Aleksander Svalbard se sentait rarement déplacé, mais ce soir était différent. Le smoking lui allait à la perfection — sur mesure, sobre, indéniablement à son image —, pourtant il incarnait un univers bien éloigné des vestiaires et des embruns glacés. Il était venu seul au concert de gala de l’Orchestre symphonique des Monsters, épargnant délibérément à Steph, Tanner et au reste de ses amis une nouvelle soirée de patience polie. C’était là son petit luxe : ordre, précision, une musique qui respirait sans mots.
Il s’installa à sa place, au quinzième rang, celle même de l’année précédente, le programme soigneusement plié, le dos droit mais l’esprit attentif. En jetant un coup d’œil sur le côté, il remarqua votre présence à ses côtés — silencieuse, maîtrisée, avec un léger sourire, comme si cette soirée vous avait déjà offert quelque chose de précieux à garder. Vos regards se croisèrent l’espace d’un instant, et Aleksander ressentit une chaleur inattendue naître dans sa poitrine. Il esquissa un bref signe de tête, du genre qui dit bonjour sans rompre le charme du moment.
Les lumières s’assombrirent. L’orchestre leva ses instruments. Le silence s’accumula comme une chute de neige.

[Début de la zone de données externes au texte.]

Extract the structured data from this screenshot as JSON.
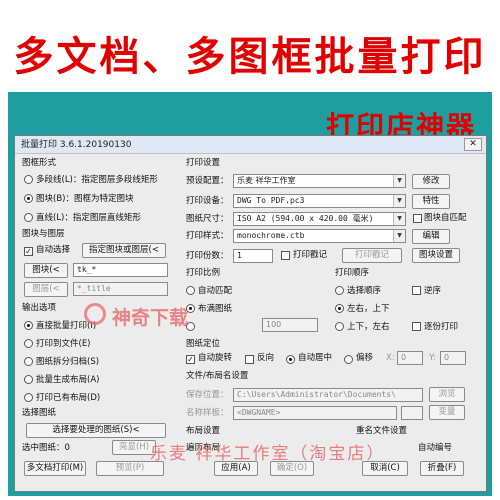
{
  "banner": {
    "title": "多文档、多图框批量打印",
    "subtitle": "打印店神器"
  },
  "dialog": {
    "title": "批量打印 3.6.1.20190130"
  },
  "frame_format": {
    "heading": "图框形式",
    "options": [
      "多段线(L)：指定图层多段线矩形",
      "图块(B)：图框为特定图块",
      "直线(L)：指定图层直线矩形"
    ]
  },
  "block_layer": {
    "heading": "图块与图层",
    "auto_select": "自动选择",
    "select_button": "指定图块或图层(<",
    "block_label": "图块(<",
    "block_value": "tk_*",
    "layer_label": "图层(<",
    "layer_value": "*_title"
  },
  "output": {
    "heading": "输出选项",
    "options": [
      "直接批量打印(I)",
      "打印到文件(E)",
      "图纸拆分归档(S)",
      "批量生成布局(A)",
      "打印已有布局(D)"
    ]
  },
  "select_drawing": {
    "heading": "选择图纸",
    "button": "选择要处理的图纸(S)<",
    "selected_count": "选中图纸：0",
    "highlight": "亮显(H)"
  },
  "print_settings": {
    "heading": "打印设置",
    "preset_label": "预设配置：",
    "preset_value": "乐麦 祥华工作室",
    "modify": "修改",
    "printer_label": "打印设备：",
    "printer_value": "DWG To PDF.pc3",
    "properties": "特性",
    "paper_label": "图纸尺寸：",
    "paper_value": "ISO A2 (594.00 x 420.00 毫米)",
    "auto_match": "图块自匹配",
    "style_label": "打印样式：",
    "style_value": "monochrome.ctb",
    "edit": "编辑",
    "copies_label": "打印份数：",
    "copies_value": "1",
    "stamp": "打印戳记",
    "stamp_settings": "打印戳记",
    "sheet_settings": "图块设置"
  },
  "scale": {
    "heading": "打印比例",
    "options": [
      "自动匹配",
      "布满图纸"
    ],
    "value": "100"
  },
  "order": {
    "heading": "打印顺序",
    "options": [
      "选择顺序",
      "左右，上下",
      "上下，左右"
    ],
    "reverse": "逆序",
    "page_by_page": "逐份打印"
  },
  "positioning": {
    "heading": "图纸定位",
    "auto_rotate": "自动旋转",
    "reverse": "反向",
    "auto_center": "自动居中",
    "offset": "偏移",
    "x_label": "X:",
    "x_value": "0",
    "y_label": "Y:",
    "y_value": "0"
  },
  "file_layout": {
    "heading": "文件/布局名设置",
    "location_label": "保存位置：",
    "location_value": "C:\\Users\\Administrator\\Documents\\",
    "browse": "浏览",
    "prefix_label": "名称样板：",
    "prefix_value": "<DWGNAME>",
    "variables": "变量"
  },
  "layout_settings": {
    "heading": "布局设置",
    "traverse": "遍历布局"
  },
  "rename": {
    "heading": "重名文件设置",
    "auto": "自动编号"
  },
  "footer": {
    "multi_doc_print": "多文档打印(M)",
    "preview": "预览(P)",
    "apply": "应用(A)",
    "confirm": "确定(O)",
    "cancel": "取消(C)",
    "collapse": "折叠(F)"
  },
  "watermark": {
    "logo": "神奇下载",
    "footer": "乐麦 祥华工作室（淘宝店）"
  }
}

Alors que le premier morceau se déroulait, Aleksander écouta comme il le faisait toujours : d’abord avec une attention analytique, puis totalement absorbé. Les cordes s’épanouissaient, les cuivres ancrant le mouvement. Quelque part entre la structure et l’émotion, il prit conscience d’autre chose : votre main, posée un peu plus près qu’auparavant.
Puis, doucement, vos doigts se glissèrent entre les siens.
Aleksander ne bougea pas. Il ne regarda pas. Il se contenta de laisser faire.
Le contact était léger mais ferme, aussi stable qu’une note tenue. Sans pression, sans interrogation. Juste une présence. Il sentit son souffle ralentir, ses épaules se détendre, et la musique lui sembla soudain plus riche, pour des raisons qui n’avaient rien à voir avec l’acoustique.
Il demeura ainsi jusqu’à la fin du mouvement — le costume impeccable, le visage calme, la main entrelacée avec la vôtre — en songeant que, malgré toute sa force et toute sa discipline, cette connexion silencieuse était peut-être ce qu’il avait ressenti de plus ancrant cette année-là.
Lorsque la dernière note s’éteignit, votre main était toujours là.
Et Aleksander espéra, tout en silence, que ce ne serait pas la dernière fois.